Summary: Many people thought mountaintop mining
would change with the new
administration in the White House. Lester takes
a look at why it hasn't.
And... an eco-friendly final
resting place. Todd Melby met
one woman who has laid some pretty
specific plans out in her will... involving
worms. Living green and... dying green?
More…
Full steamshovel ahead for mountaintop removal.
This is The Environment Report. I’m Lester Graham.
The Obama administration has approved handing out as many as 42 new permits to mining companies for mountaintop removal coal mining in the Appalachians. Environmentalists are –uh—not happy. They say this is the most environmentally destructive kind of coal mining there is. It blows off the tops of mountains, fills in valleys, pollutes creeks and water supplies.
A lot of people expected the Environmental Protection Agency under the Obama administration to block new mountaintop removal mining. But the EPA has to follow the permitting process in place. If the Obama adminstration doesn’t want mountaintop removal it’ll have to change the rules EPA follows.
Oliver Bernstein is with the environmental group the Sierra Club.
:20 “The EPA is working as hard as they can, but they are operating under a fundamentally flawed legal framework around mountaintop removal and so the Obama administration will need to take the bold steps to enact the rulemakings that will help to end this process completely.”

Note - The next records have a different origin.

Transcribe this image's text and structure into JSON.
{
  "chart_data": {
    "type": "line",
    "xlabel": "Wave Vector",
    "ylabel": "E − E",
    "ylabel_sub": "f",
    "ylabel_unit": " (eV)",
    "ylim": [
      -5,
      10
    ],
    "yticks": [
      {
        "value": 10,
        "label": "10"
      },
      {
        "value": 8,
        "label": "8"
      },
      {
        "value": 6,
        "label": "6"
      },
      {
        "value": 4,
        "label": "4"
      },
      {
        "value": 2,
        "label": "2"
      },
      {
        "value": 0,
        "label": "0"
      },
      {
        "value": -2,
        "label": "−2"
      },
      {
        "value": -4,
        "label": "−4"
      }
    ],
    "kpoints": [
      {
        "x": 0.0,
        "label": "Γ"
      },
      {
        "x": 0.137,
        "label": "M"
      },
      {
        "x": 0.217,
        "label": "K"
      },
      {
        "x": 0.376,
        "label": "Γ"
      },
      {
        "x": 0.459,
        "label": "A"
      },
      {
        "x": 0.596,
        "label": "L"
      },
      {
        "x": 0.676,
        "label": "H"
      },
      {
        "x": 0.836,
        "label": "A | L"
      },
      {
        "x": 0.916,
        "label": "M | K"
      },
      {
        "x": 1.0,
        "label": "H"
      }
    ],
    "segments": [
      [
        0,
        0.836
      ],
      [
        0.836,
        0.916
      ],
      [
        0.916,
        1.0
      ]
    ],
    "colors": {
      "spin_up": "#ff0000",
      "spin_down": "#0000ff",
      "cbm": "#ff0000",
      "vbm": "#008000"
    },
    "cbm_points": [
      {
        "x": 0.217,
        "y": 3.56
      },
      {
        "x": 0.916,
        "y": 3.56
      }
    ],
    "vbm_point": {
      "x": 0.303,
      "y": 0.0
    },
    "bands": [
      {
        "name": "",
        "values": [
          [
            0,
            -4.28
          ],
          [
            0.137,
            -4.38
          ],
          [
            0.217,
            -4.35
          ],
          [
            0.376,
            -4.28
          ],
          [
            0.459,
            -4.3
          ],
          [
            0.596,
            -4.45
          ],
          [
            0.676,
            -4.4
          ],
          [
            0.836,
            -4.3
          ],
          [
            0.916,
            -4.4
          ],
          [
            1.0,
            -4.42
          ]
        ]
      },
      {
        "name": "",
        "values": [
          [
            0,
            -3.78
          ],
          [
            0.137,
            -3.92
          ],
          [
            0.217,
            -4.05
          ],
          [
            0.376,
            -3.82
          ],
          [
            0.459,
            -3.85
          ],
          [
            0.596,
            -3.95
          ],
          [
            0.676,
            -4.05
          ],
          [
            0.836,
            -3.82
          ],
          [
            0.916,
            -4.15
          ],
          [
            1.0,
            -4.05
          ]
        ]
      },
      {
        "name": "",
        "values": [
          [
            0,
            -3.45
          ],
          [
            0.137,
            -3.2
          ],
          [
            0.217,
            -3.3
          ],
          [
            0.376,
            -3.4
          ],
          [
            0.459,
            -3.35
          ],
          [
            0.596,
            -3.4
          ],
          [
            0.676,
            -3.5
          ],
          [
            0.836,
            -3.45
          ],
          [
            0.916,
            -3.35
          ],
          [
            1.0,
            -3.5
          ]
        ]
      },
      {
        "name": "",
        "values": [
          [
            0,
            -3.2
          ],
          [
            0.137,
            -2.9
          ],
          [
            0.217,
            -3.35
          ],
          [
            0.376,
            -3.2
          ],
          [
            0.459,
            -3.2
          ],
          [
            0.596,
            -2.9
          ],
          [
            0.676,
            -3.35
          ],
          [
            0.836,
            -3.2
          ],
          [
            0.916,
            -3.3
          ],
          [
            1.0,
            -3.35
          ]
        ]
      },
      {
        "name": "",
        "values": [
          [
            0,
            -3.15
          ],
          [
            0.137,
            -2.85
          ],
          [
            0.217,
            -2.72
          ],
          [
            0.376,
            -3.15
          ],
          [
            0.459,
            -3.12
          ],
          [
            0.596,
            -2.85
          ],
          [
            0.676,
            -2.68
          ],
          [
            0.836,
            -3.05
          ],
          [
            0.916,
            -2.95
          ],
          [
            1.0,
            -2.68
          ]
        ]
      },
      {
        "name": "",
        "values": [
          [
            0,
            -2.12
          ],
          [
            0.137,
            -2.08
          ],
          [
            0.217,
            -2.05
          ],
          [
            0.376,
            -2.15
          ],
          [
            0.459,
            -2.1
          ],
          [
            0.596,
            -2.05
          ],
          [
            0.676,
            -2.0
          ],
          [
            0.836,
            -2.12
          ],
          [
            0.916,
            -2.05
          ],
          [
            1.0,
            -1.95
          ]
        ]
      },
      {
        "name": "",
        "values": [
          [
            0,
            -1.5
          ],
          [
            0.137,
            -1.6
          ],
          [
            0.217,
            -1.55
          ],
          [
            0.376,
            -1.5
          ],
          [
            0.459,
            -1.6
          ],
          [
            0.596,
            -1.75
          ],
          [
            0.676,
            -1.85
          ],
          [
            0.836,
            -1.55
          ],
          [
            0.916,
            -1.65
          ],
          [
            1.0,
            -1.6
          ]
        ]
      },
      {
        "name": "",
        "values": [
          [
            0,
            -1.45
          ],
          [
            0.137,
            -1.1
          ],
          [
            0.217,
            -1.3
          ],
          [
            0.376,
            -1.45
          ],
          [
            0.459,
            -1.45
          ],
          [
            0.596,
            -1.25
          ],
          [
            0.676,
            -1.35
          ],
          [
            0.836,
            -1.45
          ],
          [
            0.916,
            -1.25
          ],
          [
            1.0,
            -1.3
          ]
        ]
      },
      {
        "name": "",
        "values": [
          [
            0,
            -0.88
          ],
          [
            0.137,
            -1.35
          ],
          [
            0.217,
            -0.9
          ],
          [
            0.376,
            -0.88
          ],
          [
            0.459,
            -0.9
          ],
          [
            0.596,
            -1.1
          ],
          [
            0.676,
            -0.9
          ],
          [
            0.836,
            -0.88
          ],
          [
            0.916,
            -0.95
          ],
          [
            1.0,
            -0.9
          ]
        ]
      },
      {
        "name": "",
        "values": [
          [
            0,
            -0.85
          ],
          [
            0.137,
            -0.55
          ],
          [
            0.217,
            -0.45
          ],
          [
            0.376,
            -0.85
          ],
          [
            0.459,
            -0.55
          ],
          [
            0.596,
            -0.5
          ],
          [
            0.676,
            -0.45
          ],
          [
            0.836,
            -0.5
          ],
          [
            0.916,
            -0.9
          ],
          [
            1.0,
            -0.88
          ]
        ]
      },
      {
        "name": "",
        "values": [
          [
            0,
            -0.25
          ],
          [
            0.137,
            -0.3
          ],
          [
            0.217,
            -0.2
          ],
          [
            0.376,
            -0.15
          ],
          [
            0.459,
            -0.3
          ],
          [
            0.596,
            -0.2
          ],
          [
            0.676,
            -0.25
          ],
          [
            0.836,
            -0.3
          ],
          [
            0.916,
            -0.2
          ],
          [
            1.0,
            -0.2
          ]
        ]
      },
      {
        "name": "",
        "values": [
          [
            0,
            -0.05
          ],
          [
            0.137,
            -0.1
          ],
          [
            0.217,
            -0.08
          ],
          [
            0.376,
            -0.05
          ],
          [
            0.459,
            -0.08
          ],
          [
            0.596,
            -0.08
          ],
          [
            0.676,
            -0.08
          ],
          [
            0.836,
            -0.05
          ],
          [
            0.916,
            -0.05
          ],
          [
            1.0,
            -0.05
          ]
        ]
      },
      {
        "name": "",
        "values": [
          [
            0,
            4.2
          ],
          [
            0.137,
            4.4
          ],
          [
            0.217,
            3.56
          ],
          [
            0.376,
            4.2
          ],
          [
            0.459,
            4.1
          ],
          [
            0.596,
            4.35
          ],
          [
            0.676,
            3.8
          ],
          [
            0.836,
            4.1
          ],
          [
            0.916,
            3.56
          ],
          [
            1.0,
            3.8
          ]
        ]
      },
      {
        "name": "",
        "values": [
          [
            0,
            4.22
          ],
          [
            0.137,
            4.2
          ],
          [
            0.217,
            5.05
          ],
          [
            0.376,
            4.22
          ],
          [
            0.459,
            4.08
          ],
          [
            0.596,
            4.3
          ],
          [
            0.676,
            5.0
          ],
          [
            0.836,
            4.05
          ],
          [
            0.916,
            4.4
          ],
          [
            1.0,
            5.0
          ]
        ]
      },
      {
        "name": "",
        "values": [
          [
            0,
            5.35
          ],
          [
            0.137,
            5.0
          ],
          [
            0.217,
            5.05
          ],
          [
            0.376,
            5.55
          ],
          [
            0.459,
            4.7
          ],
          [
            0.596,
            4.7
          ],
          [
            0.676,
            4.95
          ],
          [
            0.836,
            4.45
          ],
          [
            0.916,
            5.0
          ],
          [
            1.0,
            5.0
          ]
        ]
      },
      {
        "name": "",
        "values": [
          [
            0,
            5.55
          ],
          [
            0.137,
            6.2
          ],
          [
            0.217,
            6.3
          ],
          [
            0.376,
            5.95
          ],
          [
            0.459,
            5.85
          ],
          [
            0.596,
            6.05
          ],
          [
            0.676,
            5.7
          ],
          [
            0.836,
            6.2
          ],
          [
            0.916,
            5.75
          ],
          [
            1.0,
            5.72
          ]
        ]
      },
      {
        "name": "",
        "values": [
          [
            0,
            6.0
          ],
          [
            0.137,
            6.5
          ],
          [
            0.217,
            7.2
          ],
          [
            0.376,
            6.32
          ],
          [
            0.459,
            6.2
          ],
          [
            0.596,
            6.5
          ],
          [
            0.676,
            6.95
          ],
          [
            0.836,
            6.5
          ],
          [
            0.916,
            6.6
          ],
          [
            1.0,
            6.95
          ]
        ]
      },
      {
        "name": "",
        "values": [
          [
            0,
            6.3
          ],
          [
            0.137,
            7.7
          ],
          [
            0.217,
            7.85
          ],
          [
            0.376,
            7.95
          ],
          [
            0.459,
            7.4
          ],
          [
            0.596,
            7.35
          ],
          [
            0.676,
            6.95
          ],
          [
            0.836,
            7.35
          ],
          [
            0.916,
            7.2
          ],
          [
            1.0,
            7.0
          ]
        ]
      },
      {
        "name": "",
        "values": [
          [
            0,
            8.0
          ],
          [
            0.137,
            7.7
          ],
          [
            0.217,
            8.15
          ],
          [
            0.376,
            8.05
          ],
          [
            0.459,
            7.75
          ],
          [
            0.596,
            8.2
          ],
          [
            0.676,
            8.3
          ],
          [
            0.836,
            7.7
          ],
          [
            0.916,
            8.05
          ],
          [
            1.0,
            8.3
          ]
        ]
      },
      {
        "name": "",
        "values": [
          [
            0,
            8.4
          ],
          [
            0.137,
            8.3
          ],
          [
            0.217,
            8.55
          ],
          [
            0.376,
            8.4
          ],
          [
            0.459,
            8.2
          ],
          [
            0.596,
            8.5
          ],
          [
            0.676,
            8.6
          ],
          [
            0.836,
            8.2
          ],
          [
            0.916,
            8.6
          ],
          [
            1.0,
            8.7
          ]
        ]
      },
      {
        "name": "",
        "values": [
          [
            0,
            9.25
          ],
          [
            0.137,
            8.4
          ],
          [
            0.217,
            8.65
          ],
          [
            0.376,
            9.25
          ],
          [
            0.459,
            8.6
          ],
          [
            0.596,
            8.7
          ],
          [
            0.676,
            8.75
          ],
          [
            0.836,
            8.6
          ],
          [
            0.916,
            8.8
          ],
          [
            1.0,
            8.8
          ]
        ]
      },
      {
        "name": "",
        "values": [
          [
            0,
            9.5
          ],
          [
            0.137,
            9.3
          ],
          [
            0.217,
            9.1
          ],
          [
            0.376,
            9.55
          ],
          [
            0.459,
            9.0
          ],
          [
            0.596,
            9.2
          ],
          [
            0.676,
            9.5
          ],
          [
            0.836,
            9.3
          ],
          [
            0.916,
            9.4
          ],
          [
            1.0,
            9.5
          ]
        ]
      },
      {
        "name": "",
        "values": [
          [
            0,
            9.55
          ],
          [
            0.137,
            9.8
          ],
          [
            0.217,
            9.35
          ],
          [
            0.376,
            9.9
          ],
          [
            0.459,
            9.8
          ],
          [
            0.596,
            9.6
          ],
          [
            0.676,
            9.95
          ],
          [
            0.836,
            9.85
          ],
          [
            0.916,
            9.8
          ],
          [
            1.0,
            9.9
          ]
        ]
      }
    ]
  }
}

Environmentalists are calling for the White House Council on Environmental Quality to step in and do whatever is necessary to stop the mountaintop removal coal mining.
(((STING)))
This is The Environment Report.
Memorial Day is coming up. Many people still visit the graves of family and friends… maybe bring flowers.
When a loved one dies, grieving prevents most of us from thinking about the environmental consequences of conventional funerals and burial. But some people are beginning to weigh the environmental costs of caskets, burial vaults and grave markers. Todd Melby reports on the green death movement.
STORY:
Amy Weik is a big-time environmentalist. She bikes to work, doesn’t eat meat, recycles and she composts.
AMY WEIK: This is my worm bin. It’s a rectangular cube, which I keep my worms in that eat my scrap vegetables. Mmm, look at that.
The environment is such a big part of Weik’s life, she’s not only interested in living green.
She wants to die green.
AMY WEIK: We’re Americans. We are wasteful and we consume.
We think that we are entitled to everything. So I’m entitled to using up this massive plot of land for the rest of eternity. That’s ridiculous thinking.
So 11 years ago — when she was only 23 — Weik wrote her own will and shared it with her mother.
AMY WEIK: I can read part of it.
AMY WEIK: Zero products or services from funeral homes are to be utilized.
Instead, Weik prefers her body to be chemically cremated. But that new, high-tech process isn’t widely available yet. Her second choice is to be composted with worms.
That second option leaves Weik’s mother — Linda Williams — confused.
LINDA WILLIAMS: The second was composed with worms? When I read it today, my first reaction was, oh my Gosh, she composts with worms in her kitchen. I hope she doesn’t expect me to put her in the box. (Laughs)
Weik sees lots of unnecessary waste in conventional burial practices. Caskets that are used for a short time and then go right into the ground. Most graveyards require the casket be placed inside a concrete burial vault. And cemeteries mow a lot and use fertilizer on the grass.
Green burial advocates prefer biodegradable caskets — or just a shroud — no burial vault, no grave markers and no landscaping.
Joe Sehee is head of the Green Burial Council.
JOE SEHEE: Most Americans do not know that you can have a funeral with a viewing without embalming. Most don’t know that burial vaults can be avoided.
The council has been slow to find graveyards willing to ban concrete burial vaults and minimize traditional landscaping.
That leaves Amy Weik wondering if she’s going to have rely on the worms in her compost bin to dispose of her body.